CEPA says new environmental impact assessment act is too weighted toward climate change, First Nations, environmentalists, and gender diversity

The Canadian pipeline industry has come out swinging against federal changes to the way projects will be assessed in the future. The old system wasn’t broken, recently introduced legislation “doubles down” on the problems the new process was meant to fix, and the federal government can count on no new pipe in the ground unless there are significant changes to Bill C69, was the basic message Chris Bloomer brought to Parliament Hill last week.

The head of the Canadian Energy Pipelines Association was appearing before the Standing Committee on the Environment and Sustainable development.

He promised at the start of his remarks that he would be direct and the veteran oil patch executive was true to his word.
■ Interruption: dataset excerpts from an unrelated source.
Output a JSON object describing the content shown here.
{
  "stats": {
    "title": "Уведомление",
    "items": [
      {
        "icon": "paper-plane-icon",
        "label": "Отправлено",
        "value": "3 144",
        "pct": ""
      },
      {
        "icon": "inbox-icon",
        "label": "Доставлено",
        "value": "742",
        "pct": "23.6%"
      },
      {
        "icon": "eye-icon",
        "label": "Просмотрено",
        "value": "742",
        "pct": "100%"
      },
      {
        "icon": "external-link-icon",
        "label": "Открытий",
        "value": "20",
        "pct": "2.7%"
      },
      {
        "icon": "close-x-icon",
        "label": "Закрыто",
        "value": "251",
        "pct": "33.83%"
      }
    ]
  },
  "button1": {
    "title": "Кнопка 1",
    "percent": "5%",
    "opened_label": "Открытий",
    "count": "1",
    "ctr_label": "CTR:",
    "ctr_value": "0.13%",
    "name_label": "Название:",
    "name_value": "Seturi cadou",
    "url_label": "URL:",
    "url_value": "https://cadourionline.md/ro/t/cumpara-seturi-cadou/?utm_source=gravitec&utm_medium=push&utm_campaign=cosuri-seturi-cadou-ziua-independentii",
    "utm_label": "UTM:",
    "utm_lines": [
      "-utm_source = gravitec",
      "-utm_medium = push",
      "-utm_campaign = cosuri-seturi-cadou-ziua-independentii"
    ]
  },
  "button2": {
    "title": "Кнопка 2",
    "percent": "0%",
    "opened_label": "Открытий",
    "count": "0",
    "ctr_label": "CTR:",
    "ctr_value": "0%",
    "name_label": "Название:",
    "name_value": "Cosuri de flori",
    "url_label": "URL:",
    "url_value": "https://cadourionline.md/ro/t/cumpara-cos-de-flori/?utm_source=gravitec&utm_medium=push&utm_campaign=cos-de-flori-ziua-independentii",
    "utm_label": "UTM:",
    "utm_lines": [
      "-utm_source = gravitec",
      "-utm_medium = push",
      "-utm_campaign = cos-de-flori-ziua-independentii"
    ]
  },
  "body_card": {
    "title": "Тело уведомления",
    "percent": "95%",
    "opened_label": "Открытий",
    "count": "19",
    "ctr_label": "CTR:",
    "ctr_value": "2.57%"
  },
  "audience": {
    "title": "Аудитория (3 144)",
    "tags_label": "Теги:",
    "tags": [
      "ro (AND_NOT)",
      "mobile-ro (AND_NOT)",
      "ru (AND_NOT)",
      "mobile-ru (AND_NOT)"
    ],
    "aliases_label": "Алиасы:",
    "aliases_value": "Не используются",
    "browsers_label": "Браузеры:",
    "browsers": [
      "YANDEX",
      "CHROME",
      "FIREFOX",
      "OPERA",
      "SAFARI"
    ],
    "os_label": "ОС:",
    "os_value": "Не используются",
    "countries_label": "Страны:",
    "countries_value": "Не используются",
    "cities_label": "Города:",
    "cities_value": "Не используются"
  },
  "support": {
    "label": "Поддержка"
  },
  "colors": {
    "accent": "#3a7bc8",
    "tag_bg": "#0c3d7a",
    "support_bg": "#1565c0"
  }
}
“If the goal is to curtail oil and gas production and to have no more pipelines built, this legislation may have hit the mark,” Bloomer told committee members during his March 29 appearance.

The details of CEPA’s critique in a moment, but it’s important to understand the heart of this debate: is it better to have pipeline critics inside or outside the tent?

The Justin Trudeau Liberals are betting inside is better.

Jim Carr, natural resources minister.

“Our interim principles for environmental reviews, as well as our proposed changes to the impact assessment system, are designed to restore confidence that good projects will move forward in a more predictable, timely, and transparent process that not only protects our environment and respects Indigenous rights, but provides the certainty that businesses need,” federal ministers Jim Carr (natural resources) and Catherine McKenna (environment and climate change) wrote in a Feb. 21 op-ed in Energi News.

Carr, in particular, has been trying to reassure industry that Ottawa’s changes – including a revamped national energy regulator and a separate environment impact assessment agency – are an improvement that will facilitate the $500 billion of resource development Canada is expecting over the next decade.

Industry isn’t buying a word of it.

In Bloomer’s view, the old system wasn’t broken but pipeline opponents convinced the Liberals otherwise.

“CEPA consistently emphasized that the NEB was the best placed regulator to oversee the full cycle of a pipeline from beginning to end,” he told committee members. 

From industry’s point of view, environmental groups, First Nations, and other special interests have wormed their way into what should be primarily a technical process. Nor does it help that the Trudeau government is perceived to care far more about its climate change agenda than supporting the Canadian oil and gas sector.

Despite CEPA’s very strong recommendation to move broader public policy from project-specific reviews, these issues are now explicitly included in the review process as factors to consider,” said Bloomer.

Science and fact-based assessments will now be obscured by the layering of other policy-based assessments. They’re ill-defined, fluid and open to potential strategies of delay and obscuration of the processes by groups opposed to any project.”

Indigenous communities have led the anti-pipeline fight in BC, yet the new Act specifically calls for integrating “traditional knowledge” into project assessments. How will that work?

The Act says that any concerned Canadian who wants to should be able to participate in an assessment. What happens if opponents stuff the process with thousands – or tens of thousands – of requests, as happened during the review of Kinder Morgan’s Trans Mountain Expansion project?

How will the impact assessment agency account for downstream emissions – a brand new impact standard – which are created in other countries where the oil is refined and burned?

What is the assessment process for gender diversity?

“The bill is flavored throughout with the government’s commitment to meeting climate change objectives, gender-based analysis, indigenous reconciliation and subjective and inherently unpredictable sustainability test,” said Bloomer.

Small wonder pipeline operators are gun shy.

Northern Gateway was rejected by Prime Minister Trudeau in 2016 after 11 years and an NEB approval. Energy East was cancelled by TransCanada at a cost of $1 billion after downstream emissions were added to the assessment at the last minute.

Bloomer says the big issue for his members is a “process that is an expensive, lengthy, polarizing and ends with a discretionary politic decision…Given these concerns, it’s hard to imagine that any pipeline project proponent would be prepared to test this process or have a reasonable expectation of a positive outcome at the end of it.”

CEPA clearly believes pipeline opponents should be outside the tent, preferably involved in a process designed to evaluate policy, not reviewing the technical merits of specific projects.

And if investors share that opinion, as Bloomer claims, then the Trudeau government is in trouble.

Canada depends upon foreign capital to finance natural resource projects, like pipelines and mines. If the Liberals’ shiny new impact assessment act creates less investor confidence, not more, then a lot of good paying jobs and some much needed tax revenue may be in peril.

Some clever adviser in the Prime Minister’s Office needs to figure out a strategy that meshes government and industry objectives or there won’t be any new natural resources projects to assess.